[Bug] Server crashes when I select the incorrect set of primary keys for Value diff
Current Behavior
I've selected the wrong primary keys in value diff and the server crashed.
logs:
Future exception was never retrieved
future: <Future finished exception=RecceException('Invalid primary key: date_year. The column should be unique. Please check by this sql: \'\n\nselect\n date_year as unique_field,\n count(*) as n_records\n\nfrom "live"."sponsored_collections"."partner_revenue_status_changes_yearly"\nwhere date_year is not null\ngroup by date_year\nhaving count(*) > 1\n\n\'')>
Traceback (most recent call last):
File "/usr/local/lib/python3.10/concurrent/futures/thread.py", line 58, in run
result = self.fn(*self.args, **self.kwargs)
File "/usr/local/lib/python3.10/site-packages/recce/apis/run_func.py", line 139, in fn
raise e
File "/usr/local/lib/python3.10/site-packages/recce/apis/run_func.py", line 132, in fn
result = task.execute()
File "/usr/local/lib/python3.10/site-packages/recce/tasks/valuediff.py", line 230, in execute
self._verify_primary_key(dbt_adapter, primary_key, model)
File "/usr/local/lib/python3.10/site-packages/recce/tasks/valuediff.py", line 71, in _verify_primary_key
raise RecceException(
recce.exceptions.RecceException: Invalid primary key: date_year. The column should be unique.
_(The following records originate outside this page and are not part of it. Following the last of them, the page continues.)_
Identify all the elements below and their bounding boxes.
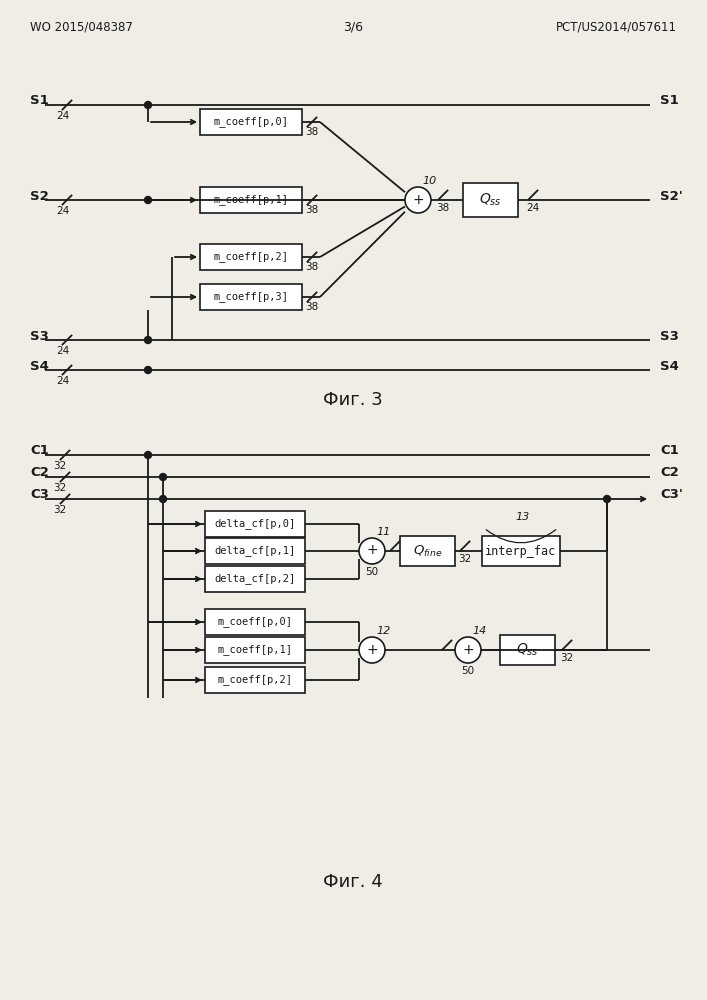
Text: delta_cf[p,1]: delta_cf[p,1]: [214, 546, 296, 556]
Text: delta_cf[p,2]: delta_cf[p,2]: [214, 574, 296, 584]
Text: 24: 24: [57, 206, 69, 216]
Text: 38: 38: [305, 302, 319, 312]
Text: S2: S2: [30, 190, 49, 202]
Text: 50: 50: [462, 666, 474, 676]
Text: m_coeff[p,2]: m_coeff[p,2]: [214, 252, 288, 262]
Text: +: +: [366, 643, 378, 656]
Text: S3: S3: [660, 330, 679, 342]
Bar: [205, 637, 305, 663]
Text: +: +: [462, 643, 474, 656]
Bar: [205, 566, 305, 592]
Text: m_coeff[p,0]: m_coeff[p,0]: [218, 617, 293, 627]
Text: interp_fac: interp_fac: [486, 544, 556, 558]
Text: C1: C1: [660, 444, 679, 458]
Text: 11: 11: [376, 527, 390, 537]
Circle shape: [160, 474, 167, 481]
Text: m_coeff[p,2]: m_coeff[p,2]: [218, 675, 293, 685]
Text: $Q_{ss}$: $Q_{ss}$: [479, 192, 502, 208]
Text: Фиг. 4: Фиг. 4: [323, 873, 383, 891]
Circle shape: [359, 538, 385, 564]
Text: C1: C1: [30, 444, 49, 458]
Text: 32: 32: [458, 554, 472, 564]
Text: $Q_{fine}$: $Q_{fine}$: [413, 543, 442, 559]
Bar: [205, 538, 305, 564]
Text: PCT/US2014/057611: PCT/US2014/057611: [556, 20, 677, 33]
Bar: [205, 511, 305, 537]
Circle shape: [359, 637, 385, 663]
Circle shape: [455, 637, 481, 663]
Text: 24: 24: [57, 376, 69, 386]
Text: S4: S4: [660, 360, 679, 372]
Text: 13: 13: [516, 512, 530, 522]
Circle shape: [405, 187, 431, 213]
Text: 38: 38: [436, 203, 450, 213]
Text: 24: 24: [57, 346, 69, 356]
Text: C2: C2: [30, 466, 49, 480]
Text: 50: 50: [366, 567, 378, 577]
Text: 38: 38: [305, 262, 319, 272]
Text: 38: 38: [305, 205, 319, 215]
Text: m_coeff[p,1]: m_coeff[p,1]: [218, 645, 293, 655]
Text: 3/6: 3/6: [343, 20, 363, 33]
Text: S1: S1: [30, 95, 49, 107]
Text: 32: 32: [53, 461, 66, 471]
Text: S3: S3: [30, 330, 49, 342]
Bar: [463, 183, 518, 217]
Text: C3': C3': [660, 488, 683, 502]
Text: 38: 38: [305, 127, 319, 137]
Text: S2': S2': [660, 190, 683, 202]
Circle shape: [144, 452, 151, 458]
Text: 24: 24: [57, 111, 69, 121]
Bar: [200, 284, 302, 310]
Text: 12: 12: [376, 626, 390, 636]
Text: C3: C3: [30, 488, 49, 502]
Text: m_coeff[p,3]: m_coeff[p,3]: [214, 292, 288, 302]
Circle shape: [144, 196, 151, 204]
Circle shape: [604, 495, 611, 502]
Circle shape: [144, 102, 151, 108]
Text: 24: 24: [527, 203, 539, 213]
Text: 10: 10: [422, 176, 436, 186]
Text: 32: 32: [561, 653, 573, 663]
Text: delta_cf[p,0]: delta_cf[p,0]: [214, 519, 296, 529]
Circle shape: [160, 495, 167, 502]
Bar: [205, 609, 305, 635]
Text: $Q_{ss}$: $Q_{ss}$: [516, 642, 539, 658]
Circle shape: [144, 366, 151, 373]
Text: m_coeff[p,1]: m_coeff[p,1]: [214, 195, 288, 205]
Bar: [200, 109, 302, 135]
Bar: [500, 635, 555, 665]
Text: WO 2015/048387: WO 2015/048387: [30, 20, 133, 33]
Bar: [400, 536, 455, 566]
Bar: [200, 244, 302, 270]
Text: 14: 14: [472, 626, 486, 636]
Circle shape: [144, 336, 151, 344]
Text: C2: C2: [660, 466, 679, 480]
Text: +: +: [412, 192, 423, 207]
Bar: [482, 536, 560, 566]
Text: S4: S4: [30, 360, 49, 372]
Text: +: +: [366, 544, 378, 558]
Bar: [205, 667, 305, 693]
Bar: [200, 187, 302, 213]
Text: Фиг. 3: Фиг. 3: [323, 391, 383, 409]
Text: S1: S1: [660, 95, 679, 107]
Text: 32: 32: [53, 483, 66, 493]
Text: 32: 32: [53, 505, 66, 515]
Text: m_coeff[p,0]: m_coeff[p,0]: [214, 117, 288, 127]
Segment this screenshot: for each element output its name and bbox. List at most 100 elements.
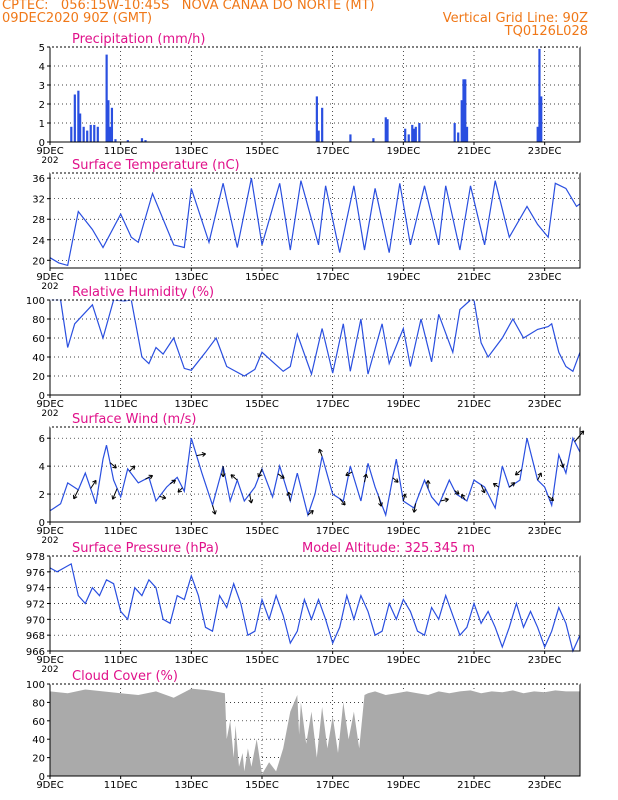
wind-arrow: [515, 469, 523, 476]
precip-bar: [386, 119, 389, 142]
precip-bar: [110, 107, 114, 142]
y-tick-label: 2: [39, 490, 45, 501]
x-tick-label: 17DEC: [316, 526, 350, 537]
precip-bar: [460, 100, 463, 142]
cloud-cover-area: [50, 688, 580, 776]
precip-bar: [107, 100, 110, 142]
precip-bar: [536, 126, 539, 142]
panel-precipitation: [47, 46, 581, 145]
wind-arrow: [537, 472, 542, 481]
precip-bar: [315, 96, 318, 142]
precip-bar: [457, 132, 460, 142]
pressure-line: [49, 562, 581, 653]
y-tick-label: 20: [32, 256, 45, 267]
x-tick-label: 19DEC: [386, 526, 420, 537]
x-tick-label: 19DEC: [386, 146, 420, 157]
wind-arrow-head: [455, 490, 460, 495]
wind-arrow-head: [559, 463, 565, 468]
x-tick-label: 13DEC: [174, 146, 208, 157]
panel-title: Relative Humidity (%): [72, 285, 214, 300]
x-tick-label: 11DEC: [104, 399, 138, 410]
x-tick-label: 17DEC: [316, 272, 350, 283]
precip-bar: [414, 126, 417, 142]
y-tick-label: 0: [39, 138, 45, 149]
y-tick-label: 60: [32, 717, 45, 728]
x-tick-label: 21DEC: [457, 780, 491, 791]
wind-arrow: [129, 465, 136, 472]
x-tick-label: 17DEC: [316, 399, 350, 410]
x-tick-label: 21DEC: [457, 655, 491, 666]
wind-arrow-head: [549, 496, 555, 502]
y-tick-label: 80: [32, 698, 45, 709]
x-tick-label: 9DEC: [36, 146, 63, 157]
y-tick-label: 4: [39, 62, 45, 73]
wind-arrow: [392, 477, 399, 483]
x-tick-label: 9DEC: [36, 780, 63, 791]
y-tick-label: 968: [26, 631, 45, 642]
wind-arrow-head: [425, 480, 431, 485]
x-tick-label: 23DEC: [528, 146, 562, 157]
wind-arrow-head: [309, 510, 314, 515]
precip-bar: [144, 140, 147, 142]
wind-arrow: [413, 503, 417, 513]
y-tick-label: 20: [32, 372, 45, 383]
x-tick-label: 23DEC: [528, 272, 562, 283]
x-tick-label: 17DEC: [316, 780, 350, 791]
wind-arrow-head: [444, 497, 449, 503]
wind-arrow-head: [148, 474, 154, 480]
x-tick-label: 15DEC: [245, 399, 279, 410]
x-tick-label: 11DEC: [104, 780, 138, 791]
precip-bar: [321, 107, 324, 142]
x-tick-label: 13DEC: [174, 272, 208, 283]
x-tick-label: 13DEC: [174, 399, 208, 410]
humidity-line: [50, 299, 581, 377]
temperature-line: [49, 177, 581, 267]
y-tick-label: 5: [39, 43, 45, 54]
wind-arrow-head: [72, 494, 78, 500]
wind-line: [49, 436, 581, 518]
panel-frame: [49, 172, 581, 269]
wind-arrow: [73, 489, 79, 500]
precip-bar: [412, 128, 416, 142]
precip-bar: [465, 126, 469, 142]
x-tick-label: 11DEC: [104, 526, 138, 537]
precip-bar: [372, 138, 375, 142]
x-tick-label: 23DEC: [528, 655, 562, 666]
x-tick-label: 13DEC: [174, 655, 208, 666]
wind-arrow: [461, 494, 466, 501]
x-tick-label: 17DEC: [316, 146, 350, 157]
wind-arrow-head: [92, 479, 97, 485]
x-tick-label: 17DEC: [316, 655, 350, 666]
wind-arrow-head: [171, 479, 176, 485]
wind-arrow-head: [401, 493, 407, 498]
wind-arrow-head: [112, 464, 117, 469]
y-tick-label: 20: [32, 754, 45, 765]
wind-arrow-head: [318, 448, 323, 454]
y-tick-label: 0: [39, 518, 45, 529]
header-model-code: TQ0126L028: [504, 24, 588, 39]
x-tick-label: 19DEC: [386, 780, 420, 791]
panel-humidity: [47, 299, 581, 398]
panel-title: Surface Pressure (hPa): [72, 541, 219, 556]
y-tick-label: 4: [39, 462, 45, 473]
header-vertical-grid: Vertical Grid Line: 90Z: [442, 11, 588, 26]
x-tick-label: 9DEC: [36, 526, 63, 537]
y-tick-label: 40: [32, 353, 45, 364]
x-tick-label: 23DEC: [528, 526, 562, 537]
y-tick-label: 2: [39, 100, 45, 111]
wind-arrow-head: [130, 465, 136, 470]
wind-arrow: [574, 430, 585, 442]
x-tick-label: 15DEC: [245, 526, 279, 537]
y-tick-label: 1: [39, 119, 45, 130]
precip-bar: [453, 123, 456, 142]
wind-arrow: [363, 473, 367, 483]
wind-arrow: [230, 474, 238, 481]
panel-subtitle: Model Altitude: 325.345 m: [302, 541, 475, 556]
precip-bar: [79, 113, 82, 142]
precip-bar: [317, 130, 320, 142]
wind-arrow: [109, 462, 117, 469]
panel-cloud: [47, 683, 581, 779]
x-tick-label: 9DEC: [36, 399, 63, 410]
y-tick-label: 100: [26, 680, 45, 691]
header-line1: CPTEC: 056:15W-10:45S NOVA CANAA DO NORT…: [2, 0, 375, 13]
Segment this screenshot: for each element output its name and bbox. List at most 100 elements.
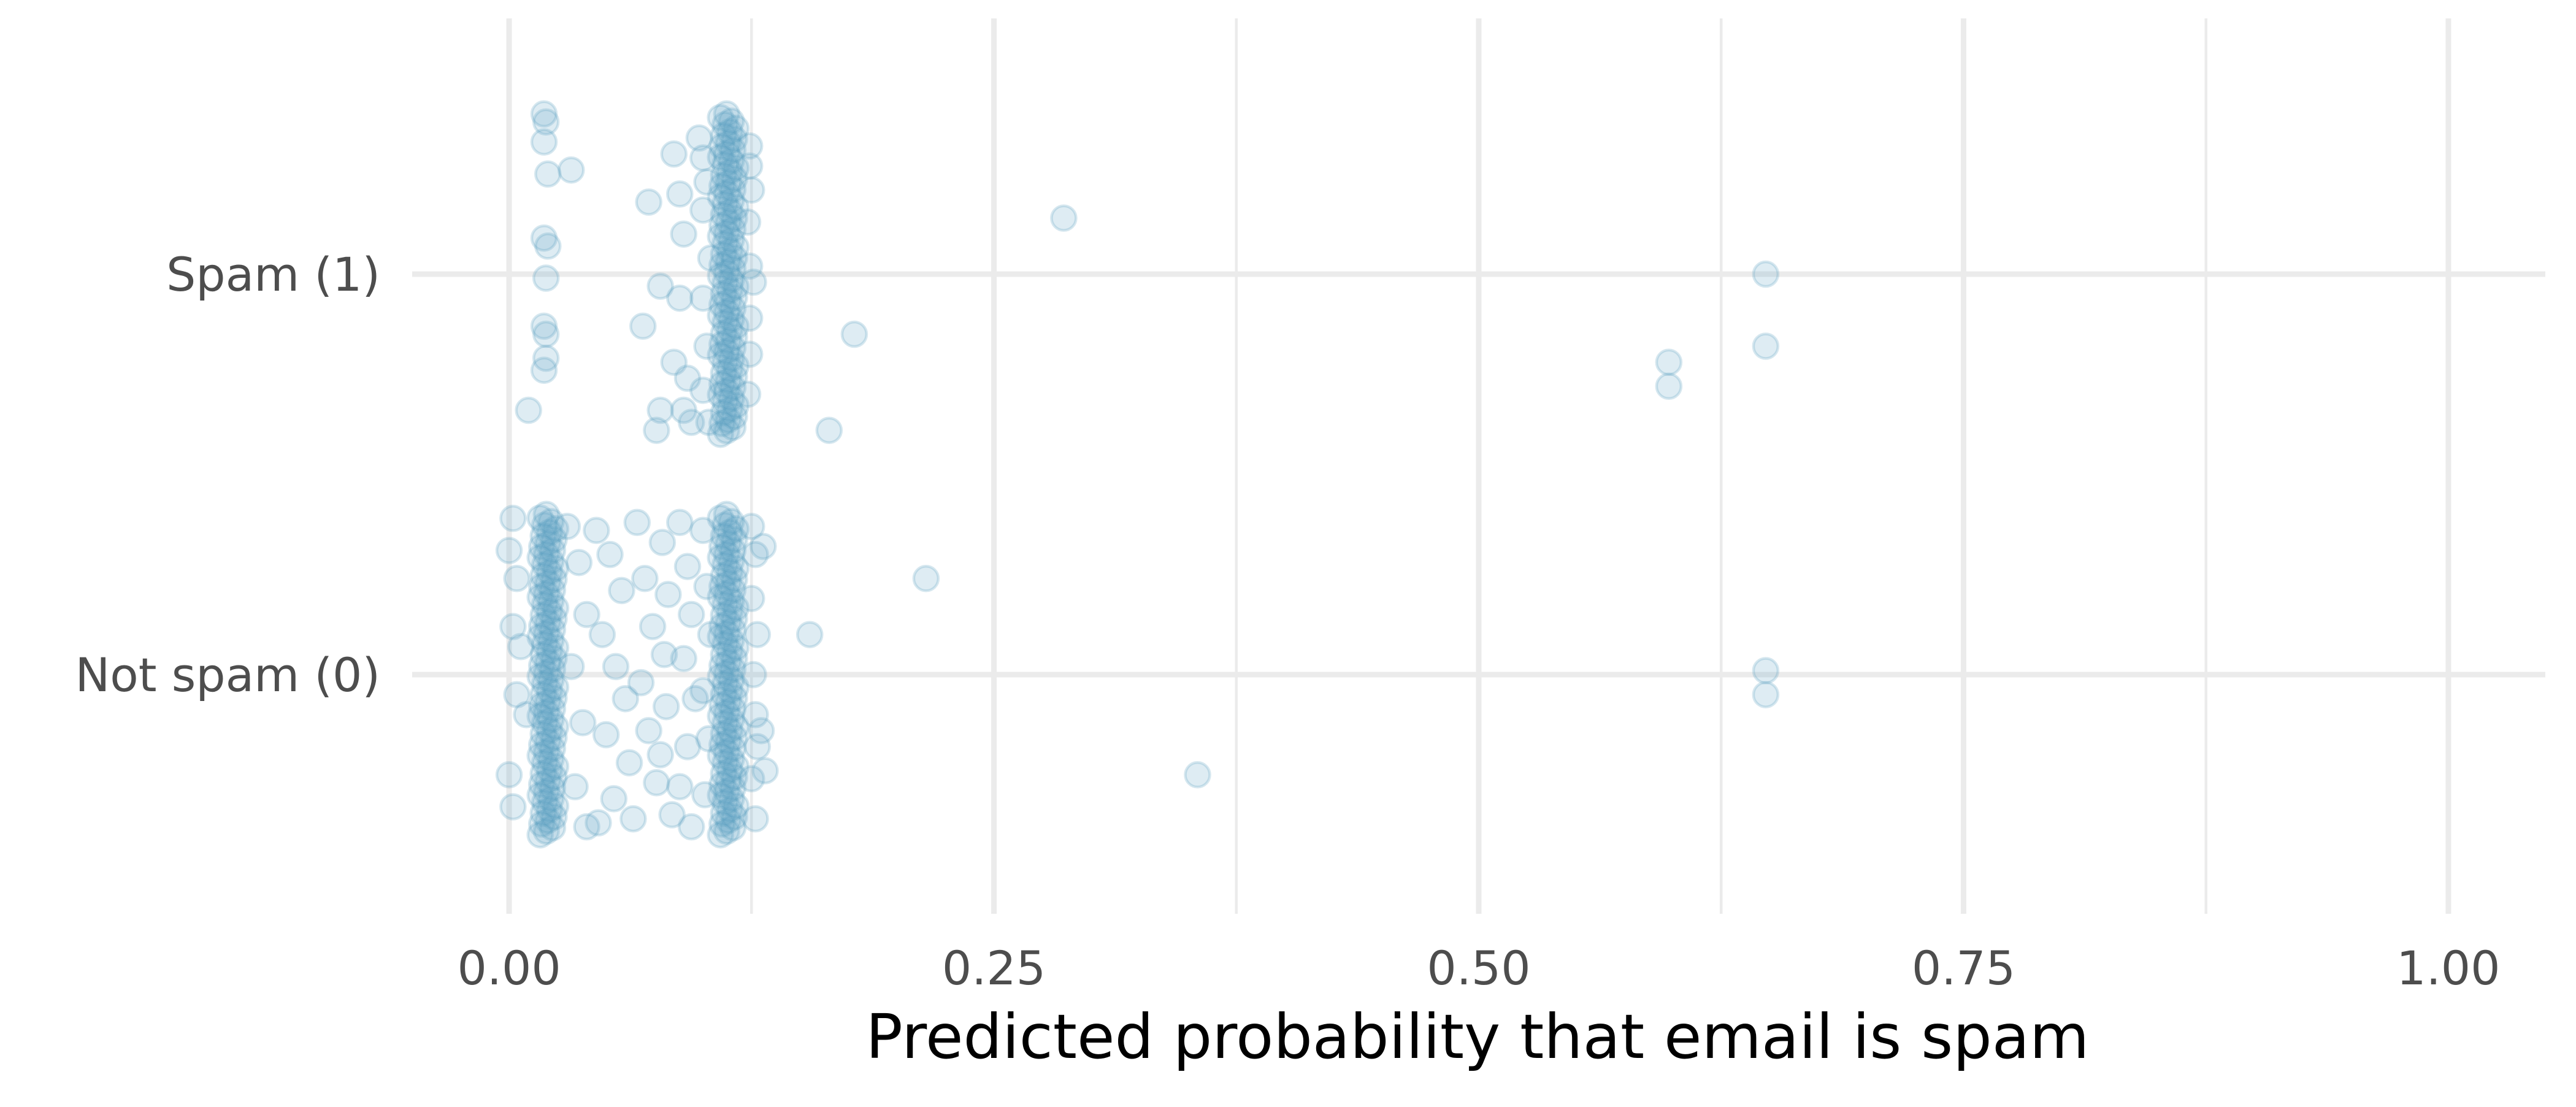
data-point xyxy=(513,701,540,729)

Please check by this sql: '
select
date_year as unique_field,
count(*) as n_records
from "live"."sponsored_collections"."partner_revenue_status_changes_yearly"
where date_year is not null
group by date_year
having count(*) > 1
'
./run-scripts/start-recce.sh: line 40: 12986 Killed recce server --host "$RECCE_SERVER_HOST" --port "$RECCE_SERVER_PORT"
make: *** [makefile:95: start-recce] Error 137
/usr/local/lib/python3.10/multiprocessing/resource_tracker.py:224: UserWarning: resource_tracker: There appear to be 4 leaked semaphore objects to clean up at shutdown
warnings.warn('resource_tracker: There appear to be %d '
Expected Behavior
I'd expect an error message instead and then the ability to select again. Potentially showing me a sample of the duplicate values and a query I can use to double check.
Steps To Reproduce
- I started recce locally (v.054) and opened the UI
- On lineage the changed model was already selected
- navigated to explore change > value diff
- selected the wrong primary keys
- server crashes
Relevant log output
Environment
- recce: 0.54
- OS: MacOS 15.3.1
- Python: 3.10.16
- Data Warehouse: aws redshift
- dbt: 1.8.3
Additional Context
No response
Hi @LePeti
Thanks for opening the issue. I've tried, but currently unable to reproduce. I'll escalate this to the dev team to take a look.
When you say the server crashes, do you mean that;
- An error message is displayed, as in this screenshot:
- Or, does the actual server process crash on the CLI, resulting in a server disconnect message in the web UI, like this:
Thanks,
Dave
hi @DaveFlynn ,
it's the latter of the two. My expected behavior would be the former. I created a video recording: https://drive.google.com/file/d/1rhjiSouSDruIvNNDoB-Md7J1JatGzh0C/view?usp=sharing
Thanks @LePeti Our development team is looking into this issue and we'll get back to you soon.
Hi @LePeti
Thanks for providing the reproduced video record. Based on your video and the logs you provided. Here are what we currently know:
- The
recce servercommand is running under the Devcontainters environment with VSCode. - When executing the Value Diff task with a non-unique column primary key, the
recce serverprocess will be killed. - The
recce serverprocess is killed bySIGKILLsignal (Exit code: 137)
In general, the SIGKILL should be sent by other external processes.
The reasons could be:
- Manually call
kill -9 [PID]command - OS's OOM killer
- Process Management Tools (Supervisor, Docker, Kubernetes, etc.)
- Security/Monitoring Software
In your case, we suspect it could be caused by Docker's usage limit or security software.
Due to the recce server command running under the Devcontainers environment.
Unfortunately, we are unable to reproduce the process-killed behavior in our environment.
It's hard to know the exact reason why the recce server process will be killed while handling the exception.
However, we will modify the recces's error handling mechanism when executing the SQL query. And only show the error message when failing to query SQL from DB. No matter what reasons Recce's process is killed, we should not throw the exception directly. Ideally, fix #623 will resolve this issue. And we will deliver this fix in the next release.